Crediti d’imposta per riciclo e riuso, ecco cosa prevede la pdl approvata ieri alla Camera
Si prevedono incentivi all’acquisto di prodotti realizzati almeno al 75% con materie prime seconde o con compost di qualità, come anche per il riuso degli imballaggi. Ma rimane l’incognita delle risorse e dei decreti attuativi
[15 Maggio 2019]
Con 265 voti favorevoli e nessun contrario ieri la Camera dei deputati ha approvato la proposta di legge AC 1074 che – tra le altre cose – punta a introdurre per la prima volta nella normativa nazionale degli incentivi al riciclo. Un tentativo già fallito con la legge di Bilancio 2018 per mancanza di decreti attuativi e ancora in bilico (per lo stesso motivo) in quella del 2019, che trova però adesso nuovo slancio con la pdl sulle “Disposizioni per la semplificazione fiscale, il sostegno delle attività economiche e delle famiglie e il contrasto dell’evasione fiscale” (disponibile integralmente in allegato, ndr).
Con l’art. 28 la pdl prevede (per il 2020) Agevolazioni fiscali sui prodotti da riciclo e riuso, attraverso «un contributo pari al 25 per cento del costo di acquisto di a) semilavorati e prodotti finiti derivanti, per almeno il 75 per cento della loro composizione, dal riciclaggio di rifiuti o di rottami; b) compost di qualità derivante dal trattamento della frazione organica differenziata dei rifiuti». Si tratta di un credito d’imposta riconoscibile alle imprese e ai titolari di reddito di lavoro autonomo «fino ad un importo massimo annuale di euro 10.000» e nei limiti di un plafond complessivo pari a «10 milioni di euro per l’anno 2020». Per i soggetti acquirenti dei beni derivanti da riciclo «non destinati all’esercizio dell’attività economica o professionale», il contributo è invece ridotto «ad un importo massimo annuale di euro 5.000 per ciascun beneficiario».

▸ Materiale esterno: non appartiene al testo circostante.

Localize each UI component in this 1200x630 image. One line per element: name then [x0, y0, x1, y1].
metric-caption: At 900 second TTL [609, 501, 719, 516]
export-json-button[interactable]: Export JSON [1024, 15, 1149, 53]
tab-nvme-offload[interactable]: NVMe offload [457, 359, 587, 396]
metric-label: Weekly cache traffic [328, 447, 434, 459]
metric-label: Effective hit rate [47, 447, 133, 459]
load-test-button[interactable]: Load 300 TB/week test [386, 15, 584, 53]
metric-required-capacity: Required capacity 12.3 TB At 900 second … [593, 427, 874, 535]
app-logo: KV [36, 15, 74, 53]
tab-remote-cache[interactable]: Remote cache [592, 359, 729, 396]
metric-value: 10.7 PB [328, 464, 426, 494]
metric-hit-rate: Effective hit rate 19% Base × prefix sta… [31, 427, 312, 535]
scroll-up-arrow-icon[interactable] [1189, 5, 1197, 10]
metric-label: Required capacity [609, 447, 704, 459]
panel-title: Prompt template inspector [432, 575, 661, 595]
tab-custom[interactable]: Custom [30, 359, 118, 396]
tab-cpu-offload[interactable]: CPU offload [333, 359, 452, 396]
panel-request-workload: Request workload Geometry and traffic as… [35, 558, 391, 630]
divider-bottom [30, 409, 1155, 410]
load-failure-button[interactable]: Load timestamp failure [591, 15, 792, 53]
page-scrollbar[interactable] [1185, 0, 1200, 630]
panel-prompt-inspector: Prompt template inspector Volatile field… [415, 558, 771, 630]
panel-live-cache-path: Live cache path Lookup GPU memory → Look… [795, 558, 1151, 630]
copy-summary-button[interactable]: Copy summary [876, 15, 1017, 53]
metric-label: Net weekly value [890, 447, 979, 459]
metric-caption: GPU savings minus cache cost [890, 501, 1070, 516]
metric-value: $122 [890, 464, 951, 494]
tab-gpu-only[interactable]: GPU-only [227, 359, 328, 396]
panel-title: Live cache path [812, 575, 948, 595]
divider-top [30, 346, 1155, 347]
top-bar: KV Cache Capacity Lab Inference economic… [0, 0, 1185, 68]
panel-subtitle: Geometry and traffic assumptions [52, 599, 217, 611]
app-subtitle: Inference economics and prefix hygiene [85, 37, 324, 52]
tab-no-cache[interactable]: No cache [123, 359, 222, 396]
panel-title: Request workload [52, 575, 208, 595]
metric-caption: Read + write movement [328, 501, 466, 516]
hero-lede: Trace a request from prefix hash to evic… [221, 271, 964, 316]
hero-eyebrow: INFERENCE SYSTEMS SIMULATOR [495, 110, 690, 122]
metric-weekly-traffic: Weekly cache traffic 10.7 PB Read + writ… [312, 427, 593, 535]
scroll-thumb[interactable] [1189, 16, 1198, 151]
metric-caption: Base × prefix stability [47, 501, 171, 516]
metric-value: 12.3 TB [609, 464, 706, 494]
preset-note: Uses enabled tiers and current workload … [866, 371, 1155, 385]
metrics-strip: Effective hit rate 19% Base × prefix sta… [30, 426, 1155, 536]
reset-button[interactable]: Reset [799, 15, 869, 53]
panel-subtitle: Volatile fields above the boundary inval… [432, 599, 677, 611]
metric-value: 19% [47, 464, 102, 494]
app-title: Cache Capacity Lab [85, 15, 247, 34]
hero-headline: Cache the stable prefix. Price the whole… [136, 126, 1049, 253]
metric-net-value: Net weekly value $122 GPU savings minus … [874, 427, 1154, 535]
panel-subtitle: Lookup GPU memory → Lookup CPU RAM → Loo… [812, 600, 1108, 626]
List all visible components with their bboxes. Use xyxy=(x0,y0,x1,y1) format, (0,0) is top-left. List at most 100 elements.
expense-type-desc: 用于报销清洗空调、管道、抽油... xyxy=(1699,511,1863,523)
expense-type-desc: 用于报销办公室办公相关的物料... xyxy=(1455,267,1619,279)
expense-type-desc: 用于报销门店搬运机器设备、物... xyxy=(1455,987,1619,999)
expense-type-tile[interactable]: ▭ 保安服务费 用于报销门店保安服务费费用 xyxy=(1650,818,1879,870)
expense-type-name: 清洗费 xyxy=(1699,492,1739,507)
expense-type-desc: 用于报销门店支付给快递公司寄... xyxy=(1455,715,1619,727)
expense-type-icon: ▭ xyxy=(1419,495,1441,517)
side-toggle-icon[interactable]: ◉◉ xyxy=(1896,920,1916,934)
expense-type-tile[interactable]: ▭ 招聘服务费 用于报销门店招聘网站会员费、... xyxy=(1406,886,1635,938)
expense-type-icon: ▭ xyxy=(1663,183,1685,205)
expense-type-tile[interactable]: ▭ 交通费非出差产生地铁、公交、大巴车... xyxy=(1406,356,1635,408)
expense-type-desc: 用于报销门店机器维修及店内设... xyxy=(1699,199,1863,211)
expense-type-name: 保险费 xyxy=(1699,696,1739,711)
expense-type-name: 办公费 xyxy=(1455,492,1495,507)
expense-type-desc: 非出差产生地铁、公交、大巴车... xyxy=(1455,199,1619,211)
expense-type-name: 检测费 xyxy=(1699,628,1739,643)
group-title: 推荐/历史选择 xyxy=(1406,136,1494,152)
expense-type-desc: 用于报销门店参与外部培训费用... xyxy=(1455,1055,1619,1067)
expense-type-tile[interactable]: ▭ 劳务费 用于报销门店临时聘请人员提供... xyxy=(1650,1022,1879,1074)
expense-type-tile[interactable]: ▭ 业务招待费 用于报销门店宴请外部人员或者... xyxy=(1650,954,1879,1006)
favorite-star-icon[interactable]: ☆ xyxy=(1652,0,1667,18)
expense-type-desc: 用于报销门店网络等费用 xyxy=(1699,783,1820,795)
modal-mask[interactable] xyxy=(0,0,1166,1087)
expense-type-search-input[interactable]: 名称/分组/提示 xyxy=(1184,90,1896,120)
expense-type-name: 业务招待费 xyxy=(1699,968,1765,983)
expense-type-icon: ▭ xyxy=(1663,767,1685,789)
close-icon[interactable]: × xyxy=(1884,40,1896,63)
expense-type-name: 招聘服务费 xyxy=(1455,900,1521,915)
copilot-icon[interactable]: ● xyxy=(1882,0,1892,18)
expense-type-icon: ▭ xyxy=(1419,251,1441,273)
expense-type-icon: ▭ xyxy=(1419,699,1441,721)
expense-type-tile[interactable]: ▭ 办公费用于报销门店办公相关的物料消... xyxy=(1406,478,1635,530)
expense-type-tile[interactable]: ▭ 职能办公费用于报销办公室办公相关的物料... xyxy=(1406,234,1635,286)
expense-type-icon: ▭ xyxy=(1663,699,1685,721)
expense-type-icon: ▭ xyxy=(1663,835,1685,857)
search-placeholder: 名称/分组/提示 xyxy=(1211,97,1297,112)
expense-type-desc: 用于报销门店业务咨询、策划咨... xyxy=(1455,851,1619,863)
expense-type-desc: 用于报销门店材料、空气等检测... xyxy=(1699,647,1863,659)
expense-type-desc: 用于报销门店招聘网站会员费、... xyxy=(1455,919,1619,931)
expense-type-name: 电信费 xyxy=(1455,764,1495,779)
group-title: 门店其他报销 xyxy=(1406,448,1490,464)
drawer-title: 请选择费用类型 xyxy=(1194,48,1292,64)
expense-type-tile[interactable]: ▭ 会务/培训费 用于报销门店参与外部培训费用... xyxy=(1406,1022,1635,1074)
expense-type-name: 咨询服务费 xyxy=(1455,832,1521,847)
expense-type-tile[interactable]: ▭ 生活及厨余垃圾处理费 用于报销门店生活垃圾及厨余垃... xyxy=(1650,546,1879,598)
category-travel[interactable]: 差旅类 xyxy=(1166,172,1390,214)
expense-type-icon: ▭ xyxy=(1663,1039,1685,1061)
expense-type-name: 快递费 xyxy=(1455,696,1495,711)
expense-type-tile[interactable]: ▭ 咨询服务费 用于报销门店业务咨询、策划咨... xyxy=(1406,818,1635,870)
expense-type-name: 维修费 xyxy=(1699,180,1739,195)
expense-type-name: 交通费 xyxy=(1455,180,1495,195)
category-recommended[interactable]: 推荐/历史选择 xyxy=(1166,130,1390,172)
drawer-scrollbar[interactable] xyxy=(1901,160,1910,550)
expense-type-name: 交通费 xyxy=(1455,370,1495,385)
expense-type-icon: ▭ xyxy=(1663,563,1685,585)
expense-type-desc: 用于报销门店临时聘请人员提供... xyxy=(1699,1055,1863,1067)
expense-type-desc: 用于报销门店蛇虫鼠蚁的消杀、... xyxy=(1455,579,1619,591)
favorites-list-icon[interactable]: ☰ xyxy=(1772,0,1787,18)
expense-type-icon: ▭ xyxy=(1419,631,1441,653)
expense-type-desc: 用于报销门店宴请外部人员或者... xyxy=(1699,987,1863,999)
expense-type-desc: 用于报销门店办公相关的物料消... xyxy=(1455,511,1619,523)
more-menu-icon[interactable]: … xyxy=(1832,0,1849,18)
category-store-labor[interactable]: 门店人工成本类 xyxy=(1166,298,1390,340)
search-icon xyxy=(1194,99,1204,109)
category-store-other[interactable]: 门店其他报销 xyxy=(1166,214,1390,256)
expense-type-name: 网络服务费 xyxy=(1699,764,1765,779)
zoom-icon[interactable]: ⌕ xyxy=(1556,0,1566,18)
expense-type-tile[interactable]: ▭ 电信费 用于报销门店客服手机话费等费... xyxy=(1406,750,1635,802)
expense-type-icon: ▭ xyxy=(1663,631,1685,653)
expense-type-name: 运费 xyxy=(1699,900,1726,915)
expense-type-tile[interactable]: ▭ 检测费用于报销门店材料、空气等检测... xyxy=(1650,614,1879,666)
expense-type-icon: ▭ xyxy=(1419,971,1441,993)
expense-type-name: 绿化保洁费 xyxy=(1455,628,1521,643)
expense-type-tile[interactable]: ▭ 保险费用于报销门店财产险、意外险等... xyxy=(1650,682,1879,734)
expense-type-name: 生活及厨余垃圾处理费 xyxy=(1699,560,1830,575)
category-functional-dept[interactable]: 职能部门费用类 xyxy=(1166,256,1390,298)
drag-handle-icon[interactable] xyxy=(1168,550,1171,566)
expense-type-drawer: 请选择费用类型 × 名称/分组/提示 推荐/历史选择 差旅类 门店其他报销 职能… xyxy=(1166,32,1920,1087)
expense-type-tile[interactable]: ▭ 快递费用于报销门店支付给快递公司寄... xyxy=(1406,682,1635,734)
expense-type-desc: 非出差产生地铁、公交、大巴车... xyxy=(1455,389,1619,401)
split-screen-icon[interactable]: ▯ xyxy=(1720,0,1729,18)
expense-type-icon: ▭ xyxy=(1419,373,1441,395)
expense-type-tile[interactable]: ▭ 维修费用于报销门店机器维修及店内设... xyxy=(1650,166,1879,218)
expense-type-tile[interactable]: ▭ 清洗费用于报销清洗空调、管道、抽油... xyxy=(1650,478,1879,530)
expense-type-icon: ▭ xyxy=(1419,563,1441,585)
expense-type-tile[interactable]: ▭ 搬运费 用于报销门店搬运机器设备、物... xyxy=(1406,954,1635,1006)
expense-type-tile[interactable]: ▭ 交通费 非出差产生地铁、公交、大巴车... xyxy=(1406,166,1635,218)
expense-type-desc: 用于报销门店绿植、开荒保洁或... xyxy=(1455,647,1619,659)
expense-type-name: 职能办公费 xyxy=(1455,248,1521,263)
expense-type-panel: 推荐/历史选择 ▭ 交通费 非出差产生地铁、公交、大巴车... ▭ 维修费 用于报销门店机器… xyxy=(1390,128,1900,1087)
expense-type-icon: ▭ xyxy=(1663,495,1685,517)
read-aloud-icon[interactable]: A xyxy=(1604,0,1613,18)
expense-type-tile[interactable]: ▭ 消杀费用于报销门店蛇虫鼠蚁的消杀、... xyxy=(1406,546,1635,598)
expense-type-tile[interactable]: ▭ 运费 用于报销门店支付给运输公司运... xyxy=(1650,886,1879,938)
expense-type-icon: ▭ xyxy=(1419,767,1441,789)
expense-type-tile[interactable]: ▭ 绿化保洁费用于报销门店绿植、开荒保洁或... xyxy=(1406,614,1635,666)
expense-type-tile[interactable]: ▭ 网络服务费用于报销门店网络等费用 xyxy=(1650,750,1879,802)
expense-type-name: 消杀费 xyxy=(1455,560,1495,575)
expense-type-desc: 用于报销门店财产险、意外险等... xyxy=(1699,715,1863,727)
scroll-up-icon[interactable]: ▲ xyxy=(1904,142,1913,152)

E se l’art. 28 si concentra sul riciclo, il 27 (Disposizioni in materia di rifiuti e di imballaggi) guarda invece al riuso: «L’impresa venditrice della merce – recita l’articolo – può riconoscere all’impresa acquirente un abbuono, a valere sul prezzo dei successivi acquisti, in misura pari al 25 per cento del prezzo dell’imballaggio contenente la merce stessa ed esposto nella fattura. L’abbuono è riconosciuto all’atto della resa dell’imballaggio stesso, da effettuarsi non oltre un mese dall’acquisto. All’impresa venditrice che riutilizza gli imballaggi usati di cui al periodo precedente ovvero effettua la raccolta differenziata degli stessi ai fini del successivo avvio al riciclo è riconosciuto un credito d’imposta di importo pari al doppio dell’importo degli abbuoni riconosciuti all’impresa acquirente, ancorché da questa non utilizzati». Anche in questo caso il credito d’imposta «è riconosciuto fino all’importo massimo annuale di euro 10.000 per ciascun beneficiario, nel limite complessivo di 10 milioni di euro per l’anno 2020».
Per finanziare i crediti d’imposta contenuti in entrambi gli articoli la pdl propone di attingere ad una Imposta di bollo virtuale sulle fatture elettroniche, prevista sempre all’interno dello stesso testo di legge (art. 22).
La proposta si presenta dunque al momento ancora aleatoria, ma è pur sempre un inizio. Per tentare di concretizzarsi dovrà innanzitutto terminare il proprio iter legislativo, che ora passa al Senato: come afferma oggi Il Sole 24 Ore riportando la posizione della relatrice e presidente della Commissione Finanze, Carla Ruocco (M5S) e del vicepresidente della stessa commissione Alberto Gusmeroli (Lega), la pdl sulle semplificazioni fiscali dovrebbe ora salire sul treno del decreto crescita che ha iniziato il suo iter di conversione proprio alla Camera. Ma anche se questo passaggio dovesse andare a buon fine, come probabile, per l’economia circolare italiana potrebbe esserci ancora molto da aspettare, come insegna il caso delle sopracitate leggi di Bilancio.
L’articolo 27 per diventare efficace prevede infatti un decreto del ministero dell’Economia, di concerto con quello dell’Ambiente, mentre l’articolo 28 stabilisce che il decreto attuativo arrivi sempre dal ministero dell’Economia, ma di concerto con il ministero dello Sviluppo oltre che con quello dell’Ambiente. Entrambi «da adottare entro novanta giorni dalla data di entrata in vigore della presente legge», che la storia anche recente mostra essere più spesso un auspicio che un obbligo.